We learn how love, relationships, creativity, and meaning can become part of our lives, while sailing that boat, without much hard work. All of us could achieve those in our everyday lives, the book gently assures us.
We get many tips on how to rise above the ordinary and become the best possible version of ourselves, what Maslow called self-actualization.

Kaufman’s research indicates, as was theorized by Maslow, that people with self-actualization harbor these 10 characteristics:
Acceptance, authenticity, equanimity, purpose, peak experiences, creative spirit, humanitarianism, good moral intuition, efficient perception of reality, and continued freshness of appreciation.
Away from a pyramid, which is the way most of the world knows about Maslow’s Hierarchy of Needs, Kaufman introduces us to a sailboat metaphor. The fun part, Maslow himself never designed or suggested the idea of a pyramid; it was a marketing exercise.

In essence, Kaufman’s book is the operating manual for the sailboat.
In the hull of the boat, there is security, including safety, connection, and self-esteem, which Maslow called deficiency needs or D-needs.
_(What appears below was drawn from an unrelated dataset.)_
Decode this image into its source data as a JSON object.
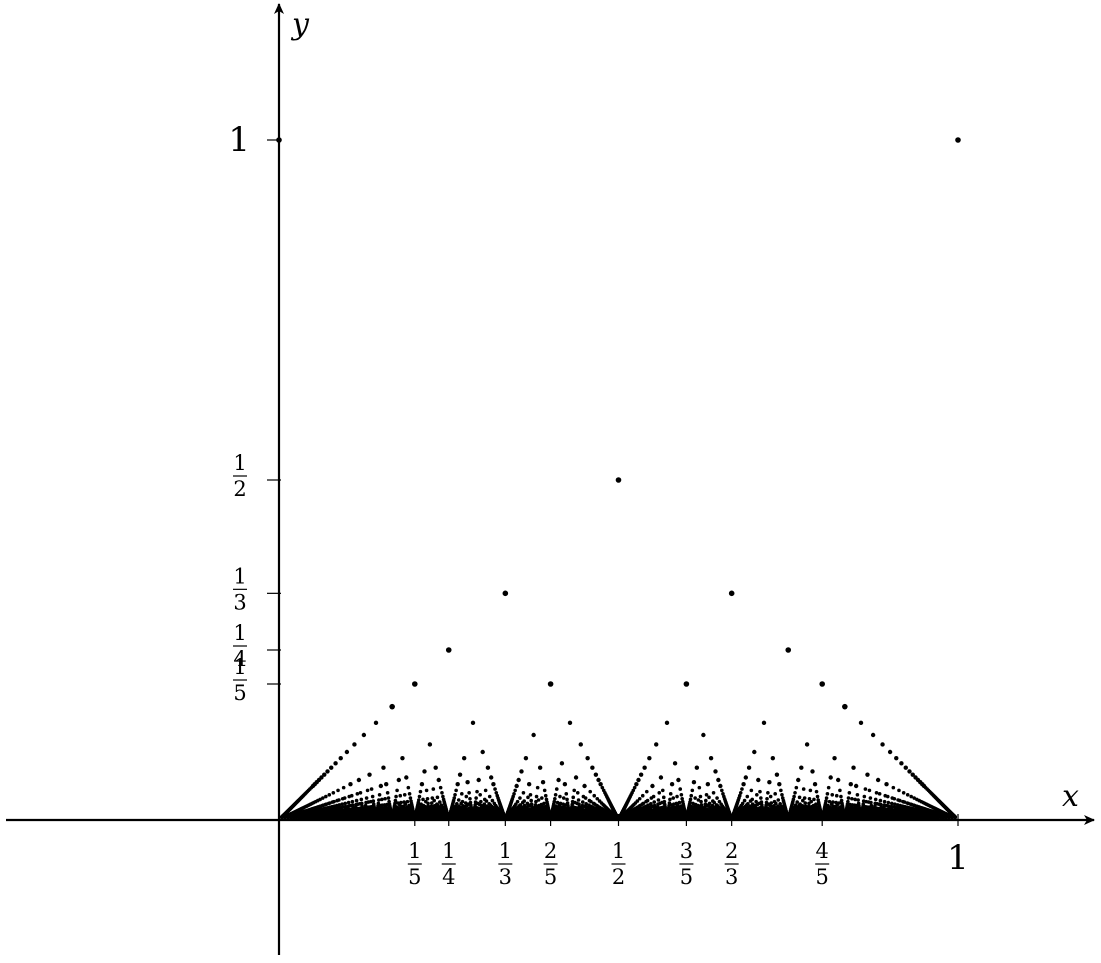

Without a secure hull that has absolutely no holes, the boat will eventually sink, no matter how much energy you spend on fixing it once it is in water.
The boat part of the sailboat helps us to survive.
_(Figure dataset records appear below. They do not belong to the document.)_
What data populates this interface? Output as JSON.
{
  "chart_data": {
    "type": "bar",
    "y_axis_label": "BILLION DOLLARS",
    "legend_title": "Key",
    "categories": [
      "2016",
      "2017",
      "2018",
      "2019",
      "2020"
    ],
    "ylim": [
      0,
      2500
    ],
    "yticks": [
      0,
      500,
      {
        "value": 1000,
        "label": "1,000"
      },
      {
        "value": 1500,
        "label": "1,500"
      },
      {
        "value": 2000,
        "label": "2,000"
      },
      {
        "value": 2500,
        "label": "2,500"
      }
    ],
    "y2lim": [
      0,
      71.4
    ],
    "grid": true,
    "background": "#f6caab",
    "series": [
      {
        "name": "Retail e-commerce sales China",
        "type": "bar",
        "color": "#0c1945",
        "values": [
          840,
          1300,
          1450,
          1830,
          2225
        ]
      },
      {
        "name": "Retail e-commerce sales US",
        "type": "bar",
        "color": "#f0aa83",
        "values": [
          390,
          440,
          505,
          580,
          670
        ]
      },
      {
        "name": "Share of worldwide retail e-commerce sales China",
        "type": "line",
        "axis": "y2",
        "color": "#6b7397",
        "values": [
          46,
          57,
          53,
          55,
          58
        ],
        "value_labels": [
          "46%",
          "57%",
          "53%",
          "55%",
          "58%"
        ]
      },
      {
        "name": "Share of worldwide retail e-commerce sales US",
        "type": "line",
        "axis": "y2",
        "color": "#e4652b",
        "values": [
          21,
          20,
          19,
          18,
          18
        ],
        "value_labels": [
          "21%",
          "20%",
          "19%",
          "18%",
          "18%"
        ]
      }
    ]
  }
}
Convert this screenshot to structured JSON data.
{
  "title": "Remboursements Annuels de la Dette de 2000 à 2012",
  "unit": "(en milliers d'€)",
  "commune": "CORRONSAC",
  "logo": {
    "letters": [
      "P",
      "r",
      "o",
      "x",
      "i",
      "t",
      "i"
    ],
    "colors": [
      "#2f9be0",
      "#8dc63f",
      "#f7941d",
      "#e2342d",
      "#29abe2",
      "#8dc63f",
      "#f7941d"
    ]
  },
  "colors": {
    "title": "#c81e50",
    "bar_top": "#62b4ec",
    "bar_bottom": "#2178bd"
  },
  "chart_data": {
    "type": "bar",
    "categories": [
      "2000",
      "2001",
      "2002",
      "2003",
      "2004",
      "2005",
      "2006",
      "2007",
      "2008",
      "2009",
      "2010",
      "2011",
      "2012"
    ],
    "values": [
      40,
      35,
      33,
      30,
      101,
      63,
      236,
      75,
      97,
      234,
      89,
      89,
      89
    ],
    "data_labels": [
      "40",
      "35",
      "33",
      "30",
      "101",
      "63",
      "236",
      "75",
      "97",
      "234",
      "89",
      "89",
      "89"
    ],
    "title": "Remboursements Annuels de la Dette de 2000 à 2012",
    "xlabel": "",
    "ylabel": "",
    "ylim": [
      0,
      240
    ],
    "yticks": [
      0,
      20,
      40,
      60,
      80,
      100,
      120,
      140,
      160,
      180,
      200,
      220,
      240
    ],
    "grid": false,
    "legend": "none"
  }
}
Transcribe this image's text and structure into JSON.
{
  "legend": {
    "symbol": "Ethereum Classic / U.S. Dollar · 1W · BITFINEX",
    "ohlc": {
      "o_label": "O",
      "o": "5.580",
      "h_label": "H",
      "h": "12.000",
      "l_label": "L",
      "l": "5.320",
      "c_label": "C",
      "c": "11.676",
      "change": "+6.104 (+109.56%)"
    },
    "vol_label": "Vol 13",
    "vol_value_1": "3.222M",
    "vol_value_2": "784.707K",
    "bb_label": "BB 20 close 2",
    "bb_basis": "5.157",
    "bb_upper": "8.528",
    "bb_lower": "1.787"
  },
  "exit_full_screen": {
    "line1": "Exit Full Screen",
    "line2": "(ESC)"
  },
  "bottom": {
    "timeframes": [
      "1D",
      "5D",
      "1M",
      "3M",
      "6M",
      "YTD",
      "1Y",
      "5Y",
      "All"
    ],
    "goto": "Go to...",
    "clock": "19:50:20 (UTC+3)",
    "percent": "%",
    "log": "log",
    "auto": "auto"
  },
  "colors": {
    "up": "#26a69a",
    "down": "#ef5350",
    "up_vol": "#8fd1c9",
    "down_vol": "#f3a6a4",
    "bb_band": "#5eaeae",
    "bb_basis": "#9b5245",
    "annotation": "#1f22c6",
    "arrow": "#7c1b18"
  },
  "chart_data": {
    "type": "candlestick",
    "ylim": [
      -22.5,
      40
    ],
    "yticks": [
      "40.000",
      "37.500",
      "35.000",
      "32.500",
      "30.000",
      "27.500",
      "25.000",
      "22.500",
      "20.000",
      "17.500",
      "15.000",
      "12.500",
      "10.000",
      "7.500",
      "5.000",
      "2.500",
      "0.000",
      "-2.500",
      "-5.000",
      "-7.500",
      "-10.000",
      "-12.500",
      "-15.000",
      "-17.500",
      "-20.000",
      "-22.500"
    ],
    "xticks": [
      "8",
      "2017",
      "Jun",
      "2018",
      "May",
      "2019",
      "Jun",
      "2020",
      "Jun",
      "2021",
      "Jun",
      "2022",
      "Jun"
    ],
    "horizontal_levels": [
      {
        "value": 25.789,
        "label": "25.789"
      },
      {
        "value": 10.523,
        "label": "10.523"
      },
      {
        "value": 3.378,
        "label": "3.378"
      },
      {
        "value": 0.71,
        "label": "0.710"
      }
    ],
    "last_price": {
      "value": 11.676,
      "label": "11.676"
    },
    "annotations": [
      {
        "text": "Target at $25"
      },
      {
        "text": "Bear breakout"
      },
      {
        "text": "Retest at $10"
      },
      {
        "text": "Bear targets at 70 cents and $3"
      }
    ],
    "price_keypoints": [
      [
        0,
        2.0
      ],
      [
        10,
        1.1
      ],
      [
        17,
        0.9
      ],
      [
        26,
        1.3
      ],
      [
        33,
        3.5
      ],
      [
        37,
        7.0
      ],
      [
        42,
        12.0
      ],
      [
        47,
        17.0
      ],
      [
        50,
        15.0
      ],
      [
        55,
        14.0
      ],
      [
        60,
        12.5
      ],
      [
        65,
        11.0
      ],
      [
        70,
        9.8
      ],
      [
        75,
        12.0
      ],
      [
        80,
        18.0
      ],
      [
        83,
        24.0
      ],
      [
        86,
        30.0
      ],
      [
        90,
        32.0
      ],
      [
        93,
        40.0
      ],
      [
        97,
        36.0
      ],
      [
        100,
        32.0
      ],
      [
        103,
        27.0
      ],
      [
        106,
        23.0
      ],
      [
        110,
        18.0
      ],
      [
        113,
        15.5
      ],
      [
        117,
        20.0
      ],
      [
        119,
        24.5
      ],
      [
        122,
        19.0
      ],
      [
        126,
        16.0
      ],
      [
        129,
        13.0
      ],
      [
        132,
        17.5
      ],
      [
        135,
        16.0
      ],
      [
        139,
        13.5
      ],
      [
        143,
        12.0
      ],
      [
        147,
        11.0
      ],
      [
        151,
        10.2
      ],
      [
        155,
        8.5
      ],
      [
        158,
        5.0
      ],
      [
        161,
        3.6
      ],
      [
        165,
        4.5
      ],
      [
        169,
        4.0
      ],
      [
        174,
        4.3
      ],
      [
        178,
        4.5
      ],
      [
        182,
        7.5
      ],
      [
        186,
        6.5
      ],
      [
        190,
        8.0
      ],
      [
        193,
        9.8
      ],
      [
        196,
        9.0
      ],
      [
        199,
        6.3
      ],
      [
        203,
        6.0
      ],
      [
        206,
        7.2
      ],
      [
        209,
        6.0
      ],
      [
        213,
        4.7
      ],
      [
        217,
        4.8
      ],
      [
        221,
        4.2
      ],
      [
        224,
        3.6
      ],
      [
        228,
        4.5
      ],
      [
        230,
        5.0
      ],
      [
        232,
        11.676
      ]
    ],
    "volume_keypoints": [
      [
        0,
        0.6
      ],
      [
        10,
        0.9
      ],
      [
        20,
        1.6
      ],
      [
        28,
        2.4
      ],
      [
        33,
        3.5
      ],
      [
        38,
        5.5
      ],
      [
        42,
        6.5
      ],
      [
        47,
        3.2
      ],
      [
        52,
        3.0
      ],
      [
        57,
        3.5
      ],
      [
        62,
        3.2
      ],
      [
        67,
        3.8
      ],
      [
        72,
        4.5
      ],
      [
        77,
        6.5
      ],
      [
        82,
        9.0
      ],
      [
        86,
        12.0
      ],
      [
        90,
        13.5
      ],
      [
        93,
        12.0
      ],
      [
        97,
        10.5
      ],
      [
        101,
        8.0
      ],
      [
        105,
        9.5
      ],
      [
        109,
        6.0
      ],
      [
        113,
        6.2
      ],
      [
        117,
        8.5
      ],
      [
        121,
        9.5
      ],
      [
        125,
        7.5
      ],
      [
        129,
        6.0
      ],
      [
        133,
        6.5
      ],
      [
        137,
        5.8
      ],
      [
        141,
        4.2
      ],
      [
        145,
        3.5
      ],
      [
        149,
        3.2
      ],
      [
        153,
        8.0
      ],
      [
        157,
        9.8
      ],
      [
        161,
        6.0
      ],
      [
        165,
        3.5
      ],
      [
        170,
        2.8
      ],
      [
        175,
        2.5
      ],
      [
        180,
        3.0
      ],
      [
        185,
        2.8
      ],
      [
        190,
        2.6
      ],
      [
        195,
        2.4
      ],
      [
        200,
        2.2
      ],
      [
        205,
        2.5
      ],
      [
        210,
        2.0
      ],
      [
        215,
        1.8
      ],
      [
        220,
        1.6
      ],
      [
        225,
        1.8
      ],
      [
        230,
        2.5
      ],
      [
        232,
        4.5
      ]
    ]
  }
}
Once the deficiency needs are met, and one feels secure, they can open the sails to what Maslow called being needs or B-needs — exploration, love, and purpose. When one has those in place, they can sail off on the grand journey of life.
The sail part of the sailboat helps us to thrive.
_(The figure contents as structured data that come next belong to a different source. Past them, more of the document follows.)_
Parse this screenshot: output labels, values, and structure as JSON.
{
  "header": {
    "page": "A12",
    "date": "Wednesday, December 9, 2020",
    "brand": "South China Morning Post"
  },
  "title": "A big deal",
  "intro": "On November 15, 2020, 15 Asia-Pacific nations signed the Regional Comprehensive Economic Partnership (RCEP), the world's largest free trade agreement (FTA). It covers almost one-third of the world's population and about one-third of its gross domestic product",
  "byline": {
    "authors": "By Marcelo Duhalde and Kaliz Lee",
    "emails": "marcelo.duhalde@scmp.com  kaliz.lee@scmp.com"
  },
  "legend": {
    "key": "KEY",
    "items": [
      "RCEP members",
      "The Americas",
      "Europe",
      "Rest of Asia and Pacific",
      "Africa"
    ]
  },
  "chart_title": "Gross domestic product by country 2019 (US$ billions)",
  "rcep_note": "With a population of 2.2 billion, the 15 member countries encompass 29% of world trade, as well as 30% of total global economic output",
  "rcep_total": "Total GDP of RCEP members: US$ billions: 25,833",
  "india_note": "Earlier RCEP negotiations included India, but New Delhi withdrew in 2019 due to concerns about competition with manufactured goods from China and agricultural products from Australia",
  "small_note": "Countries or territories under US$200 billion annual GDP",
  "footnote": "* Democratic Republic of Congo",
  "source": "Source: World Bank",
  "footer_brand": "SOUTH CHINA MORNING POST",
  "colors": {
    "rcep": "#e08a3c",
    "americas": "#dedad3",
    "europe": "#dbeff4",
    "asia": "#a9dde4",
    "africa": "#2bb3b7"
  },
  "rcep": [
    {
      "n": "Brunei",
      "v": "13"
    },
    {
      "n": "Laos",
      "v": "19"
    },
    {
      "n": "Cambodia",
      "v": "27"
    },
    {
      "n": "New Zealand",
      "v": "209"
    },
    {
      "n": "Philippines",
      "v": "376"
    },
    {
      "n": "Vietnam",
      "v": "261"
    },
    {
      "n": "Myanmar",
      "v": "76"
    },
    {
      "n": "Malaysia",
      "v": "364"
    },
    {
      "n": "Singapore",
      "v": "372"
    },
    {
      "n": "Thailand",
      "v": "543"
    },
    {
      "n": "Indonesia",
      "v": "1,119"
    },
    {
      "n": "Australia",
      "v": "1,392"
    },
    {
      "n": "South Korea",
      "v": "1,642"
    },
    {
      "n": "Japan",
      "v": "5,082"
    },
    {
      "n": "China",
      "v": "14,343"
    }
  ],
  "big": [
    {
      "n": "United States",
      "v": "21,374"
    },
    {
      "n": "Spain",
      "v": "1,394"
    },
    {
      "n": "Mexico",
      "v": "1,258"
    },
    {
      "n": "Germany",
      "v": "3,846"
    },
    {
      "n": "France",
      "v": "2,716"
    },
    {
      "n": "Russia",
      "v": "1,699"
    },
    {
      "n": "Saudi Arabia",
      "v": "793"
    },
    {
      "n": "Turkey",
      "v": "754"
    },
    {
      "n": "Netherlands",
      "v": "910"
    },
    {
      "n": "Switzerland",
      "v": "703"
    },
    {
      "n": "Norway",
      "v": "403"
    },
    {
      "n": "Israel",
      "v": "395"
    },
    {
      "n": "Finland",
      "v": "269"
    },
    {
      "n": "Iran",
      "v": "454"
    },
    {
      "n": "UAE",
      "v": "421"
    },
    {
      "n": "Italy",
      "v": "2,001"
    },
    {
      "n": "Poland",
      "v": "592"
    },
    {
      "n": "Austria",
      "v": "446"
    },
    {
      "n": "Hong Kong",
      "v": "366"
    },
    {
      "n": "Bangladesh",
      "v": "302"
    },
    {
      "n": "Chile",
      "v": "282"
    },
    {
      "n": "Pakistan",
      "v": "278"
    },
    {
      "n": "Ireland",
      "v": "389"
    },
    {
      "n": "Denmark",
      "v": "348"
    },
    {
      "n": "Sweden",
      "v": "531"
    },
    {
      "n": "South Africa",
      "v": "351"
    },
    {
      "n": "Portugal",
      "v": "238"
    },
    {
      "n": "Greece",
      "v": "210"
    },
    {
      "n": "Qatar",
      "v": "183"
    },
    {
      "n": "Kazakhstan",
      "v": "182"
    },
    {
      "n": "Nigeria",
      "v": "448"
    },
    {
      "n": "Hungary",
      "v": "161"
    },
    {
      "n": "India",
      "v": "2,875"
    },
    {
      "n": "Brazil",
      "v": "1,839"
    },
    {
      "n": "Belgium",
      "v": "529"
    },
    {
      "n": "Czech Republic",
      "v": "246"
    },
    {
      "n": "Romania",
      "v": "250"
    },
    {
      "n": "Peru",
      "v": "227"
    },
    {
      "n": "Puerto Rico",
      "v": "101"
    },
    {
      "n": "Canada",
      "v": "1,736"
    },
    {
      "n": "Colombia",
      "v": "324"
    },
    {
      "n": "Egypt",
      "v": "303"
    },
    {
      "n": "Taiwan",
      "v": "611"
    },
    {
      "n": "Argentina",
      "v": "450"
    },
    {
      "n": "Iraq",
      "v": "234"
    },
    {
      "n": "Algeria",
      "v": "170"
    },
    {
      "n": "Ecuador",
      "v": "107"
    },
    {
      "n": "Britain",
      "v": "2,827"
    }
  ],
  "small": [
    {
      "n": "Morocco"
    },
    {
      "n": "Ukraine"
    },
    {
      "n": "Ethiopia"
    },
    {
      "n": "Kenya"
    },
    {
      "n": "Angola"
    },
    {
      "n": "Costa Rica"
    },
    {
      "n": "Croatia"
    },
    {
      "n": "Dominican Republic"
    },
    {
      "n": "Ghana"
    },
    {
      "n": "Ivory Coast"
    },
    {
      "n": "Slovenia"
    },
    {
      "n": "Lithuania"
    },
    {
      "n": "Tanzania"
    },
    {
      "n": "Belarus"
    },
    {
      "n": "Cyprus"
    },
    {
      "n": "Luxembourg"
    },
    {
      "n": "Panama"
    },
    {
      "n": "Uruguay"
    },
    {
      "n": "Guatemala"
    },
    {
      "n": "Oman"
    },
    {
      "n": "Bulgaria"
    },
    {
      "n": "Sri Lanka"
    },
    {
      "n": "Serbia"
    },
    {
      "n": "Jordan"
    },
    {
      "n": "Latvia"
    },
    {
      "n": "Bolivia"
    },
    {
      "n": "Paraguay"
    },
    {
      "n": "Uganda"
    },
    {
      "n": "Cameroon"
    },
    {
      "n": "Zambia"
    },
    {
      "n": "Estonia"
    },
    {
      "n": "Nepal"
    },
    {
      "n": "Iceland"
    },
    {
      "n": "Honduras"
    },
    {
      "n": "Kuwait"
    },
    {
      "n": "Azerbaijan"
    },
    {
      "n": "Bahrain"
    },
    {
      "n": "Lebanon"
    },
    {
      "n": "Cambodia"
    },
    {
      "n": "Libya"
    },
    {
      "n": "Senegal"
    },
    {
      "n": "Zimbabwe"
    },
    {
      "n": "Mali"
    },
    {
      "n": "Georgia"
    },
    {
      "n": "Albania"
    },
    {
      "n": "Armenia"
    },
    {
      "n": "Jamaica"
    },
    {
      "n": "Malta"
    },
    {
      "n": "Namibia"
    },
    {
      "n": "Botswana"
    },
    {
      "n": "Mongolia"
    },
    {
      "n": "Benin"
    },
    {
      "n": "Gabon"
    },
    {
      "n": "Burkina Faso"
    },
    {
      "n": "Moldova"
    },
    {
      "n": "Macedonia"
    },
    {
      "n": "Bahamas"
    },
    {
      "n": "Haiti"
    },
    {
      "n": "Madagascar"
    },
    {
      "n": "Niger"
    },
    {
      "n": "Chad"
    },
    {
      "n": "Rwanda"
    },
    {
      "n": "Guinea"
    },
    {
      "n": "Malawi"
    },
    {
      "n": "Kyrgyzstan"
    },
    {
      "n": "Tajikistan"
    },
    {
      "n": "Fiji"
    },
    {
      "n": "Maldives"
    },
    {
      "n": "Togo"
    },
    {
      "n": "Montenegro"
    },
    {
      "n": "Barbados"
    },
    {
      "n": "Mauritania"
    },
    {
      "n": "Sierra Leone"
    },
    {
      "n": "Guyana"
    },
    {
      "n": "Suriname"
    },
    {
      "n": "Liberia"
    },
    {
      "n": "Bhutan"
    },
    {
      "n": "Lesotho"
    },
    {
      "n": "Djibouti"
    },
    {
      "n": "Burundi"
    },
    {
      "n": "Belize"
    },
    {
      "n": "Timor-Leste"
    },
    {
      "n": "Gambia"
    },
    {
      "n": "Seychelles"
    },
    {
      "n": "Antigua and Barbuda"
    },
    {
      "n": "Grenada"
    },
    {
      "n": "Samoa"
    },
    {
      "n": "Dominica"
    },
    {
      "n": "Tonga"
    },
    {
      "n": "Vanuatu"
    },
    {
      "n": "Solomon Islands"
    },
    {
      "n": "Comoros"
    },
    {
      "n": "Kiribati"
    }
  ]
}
Kaufman found that high-scoring self-actualized people were much more inspired by growth, exploration, and love of humanity. To get your score, visit the Self-Actualization Test page.
A high self-actualization score indicates better well-being, like more life satisfaction, curiosity, self-acceptance, positive relationships, environmental mastery, autonomy, and purpose in life.
They also predict greater work satisfaction and work performance, better reports of talent, skill, and creative ability.
Now comes the part where Kaufman updates Maslow.
Maslow said self-actualization was extremely rare and virtually unattainable among young people.
Kaufman, in direct contrast, says self-actualization is a normal finding, not rare.
Moreover, he says it does not correlate with age, education, race, ethnicity, childhood income, or gender differences. Translated, it means almost any person on this earth can achieve self-actualization.
Healthy Transcendence
Above the sailboat hovers transcendence, a rising to the grandest states of well-being and consciousness after one has achieved self-actualization. These come as peak experiences.
We do not need to choose either self-actualization or self-transcendence, as both together are essential to a full and meaningful life.
“Healthy transcendence is not about being outside of the whole, or feeling superior to the whole, but being a harmonious part of the whole of human existence. It’s all of humanity. In a nutshell: healthy transcendence involves harnessing all that you are in the service of realizing the best version of yourself so you can help raise the bar for the whole of humanity.”
— Scott Barry Kaufman, Transcend
- Transcend: The New Science of Self-Actualization recently became the #1 Best Seller in Humanistic Psychology in the Audible Audiobook category on Amazon.
- Goodreads says, “In this groundbreaking book, Kaufman picks up where Maslow left off, unraveling the mysteries of his unfinished theory, and integrating these ideas with the latest research on attachment, connection, creativity, love, purpose and other building blocks of a life well-lived.”
The author of Transcend, Scott Barry Kaufman, is a humanistic psychologist who has taught intelligence, creativity, and well-being at UPenn, NYU, and CU. He has a Ph.D. in cognitive psychology from Yale, and an M.Phil in experimental psychology from Cambridge. He hosts “The Psychology Podcast.”